Pagi itu saya harus bicara tentang sopan santu kepada siswa saya ketika saya melihat ada seorang siswa yang batuk tanpa menutupkan tanggan ke mulutnya. Juga ketika seorang siswa yang selalu menyelak saat ada kawan di sebelahnya yang sedang mengemukakan pendapat pada saat pelajaran Matematika berlangsung. Saya harus berhenti menyampaikan materi pelajaran beberapa saat untuk memberikan sedikit pengetahuan perilaku.
Perilaku Norak
Saya katakan perilaku menyelak pembicaraan orang lain dan juga batuk dengan tidak menutup mulut adalah contoh-contoh perilaku norak. Lalu saya memberikan gambaran kepada siswa saya seperti ini; Terbayangkah bilamana ada seorang terhormat, katakanlah seorang pejabat publik, atau pengusaha, atau siapapun yang mempersonifikasikan sebagai orang terhormat sedang memberikan pidato di sebuah forum, lalu teman-temannya yang duduk di deretan kursi paling depan di undangan tersebut menyelak pembicaraan orang tersebut?

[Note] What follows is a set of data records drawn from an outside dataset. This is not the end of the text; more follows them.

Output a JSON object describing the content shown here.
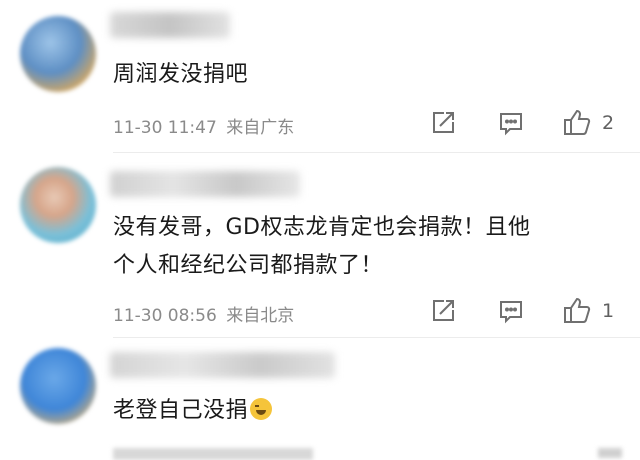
{
  "comments": [
    {
      "text": "周润发没捐吧",
      "time": "11-30 11:47",
      "location": "来自广东",
      "likes": "2"
    },
    {
      "text_line1": "没有发哥，GD权志龙肯定也会捐款！且他",
      "text_line2": "个人和经纪公司都捐款了！",
      "time": "11-30 08:56",
      "location": "来自北京",
      "likes": "1"
    },
    {
      "text": "老登自己没捐",
      "emoji": "laugh-cry-emoji"
    }
  ],
  "icons": {
    "share": "share-icon",
    "reply": "comment-icon",
    "like": "thumbs-up-icon"
  }
}
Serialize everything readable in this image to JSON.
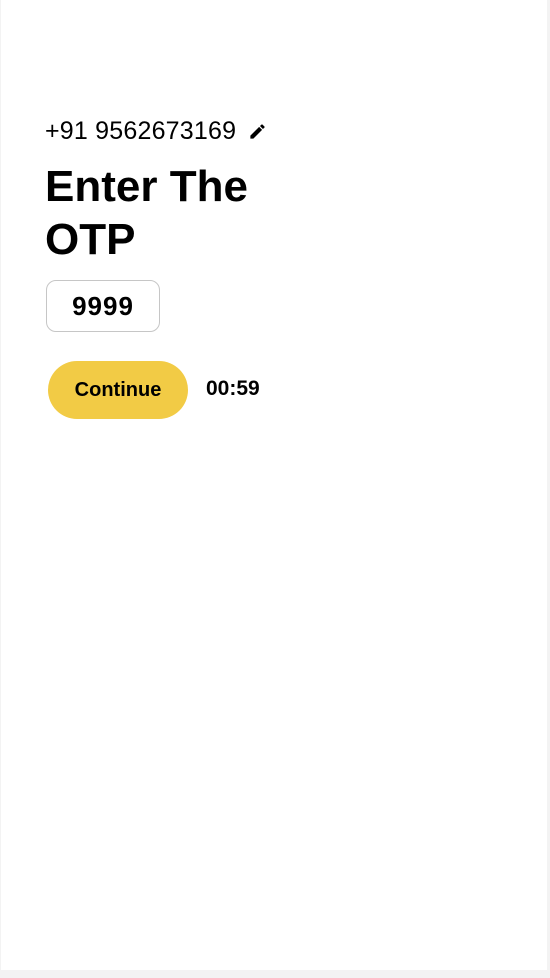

Dan jika Anda yang menjadi wartawan yang kebetulan sedang meliput kegiatan tersebut, apa yang terpikir pertama kali di kepala Anda? Kemudian apa yang akan Anda lakukan? Pasti perilaku inti akan menjadi fokus perhatian masyarakat. Bukan sesuatu yang baik tentunya, tetapi justru penyelak itu akan menjadi bulan-bulanan publik karena justru tidak senonohnya.
Demikian juga halnya jika saat berpidato menyampaikan visi dan misinya kepada publik pada saat debat calon kandidat Bupati, lalu tiba-tiba sang calon tersebut batuk dengan tidak menutup mulutnya namun malah mengarahkan mulutnya ke arah pemirsa? Apa reaksi kita?

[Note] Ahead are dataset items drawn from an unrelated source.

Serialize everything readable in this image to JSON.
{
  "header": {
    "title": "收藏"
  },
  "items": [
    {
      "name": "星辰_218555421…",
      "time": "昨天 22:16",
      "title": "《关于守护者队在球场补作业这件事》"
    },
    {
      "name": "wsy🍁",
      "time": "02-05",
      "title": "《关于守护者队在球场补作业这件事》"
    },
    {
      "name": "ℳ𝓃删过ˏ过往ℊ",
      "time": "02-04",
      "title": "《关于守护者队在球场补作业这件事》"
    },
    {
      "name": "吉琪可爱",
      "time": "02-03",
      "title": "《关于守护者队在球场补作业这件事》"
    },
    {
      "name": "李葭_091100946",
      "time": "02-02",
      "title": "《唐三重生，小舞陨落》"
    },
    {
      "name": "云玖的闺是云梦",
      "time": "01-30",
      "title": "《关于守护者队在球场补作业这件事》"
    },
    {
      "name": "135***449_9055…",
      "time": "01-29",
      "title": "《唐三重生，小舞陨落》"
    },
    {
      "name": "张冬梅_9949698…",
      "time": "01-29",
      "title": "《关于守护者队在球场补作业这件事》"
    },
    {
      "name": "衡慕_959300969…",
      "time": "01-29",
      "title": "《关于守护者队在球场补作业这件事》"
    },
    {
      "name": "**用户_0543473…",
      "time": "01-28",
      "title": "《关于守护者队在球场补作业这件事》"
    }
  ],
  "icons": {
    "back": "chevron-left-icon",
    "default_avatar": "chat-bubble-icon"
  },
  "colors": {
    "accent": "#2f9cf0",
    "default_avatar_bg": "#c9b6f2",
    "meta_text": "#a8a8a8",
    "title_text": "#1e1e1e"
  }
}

Dengan memberikan ilustrasi tersebut, saya mengajak siswa saya untuk menarik sebuah kesimpulan bahwa, se pintar dan bahkan seprestisius apapun seseorang, maka kesopanan akan tetap menjadi bagian yang inheren dalam kehidupan yang bermartabat.
Dari situlah kemudian saya mengajak mereka untuk benar-benar menjadi martabat baik kita sebagai pelajar, sebagai siswa, sebagai guru di sekolah dengan memilih berperilaku baik, sopan, dan menghargai lingkungan. Karena hanya dengan sikap seperti itulah kita sesungguhnya sedang membangun diri sendiri ke arah yang bermartabat dan luhur. Demikian pula sebaliknya. Artinya, untuk menjadi terhormat atau bermartabat itu, merupakan pilihan sadar kita sendiri. Bukan karena orang lain.
Saya berharap, agar pengorbanan saya untuk berhenti menyampaikan materi pelajaran Matematika tersebut memberikan manfaat yang jauh lebih baik. Semoga. Amin.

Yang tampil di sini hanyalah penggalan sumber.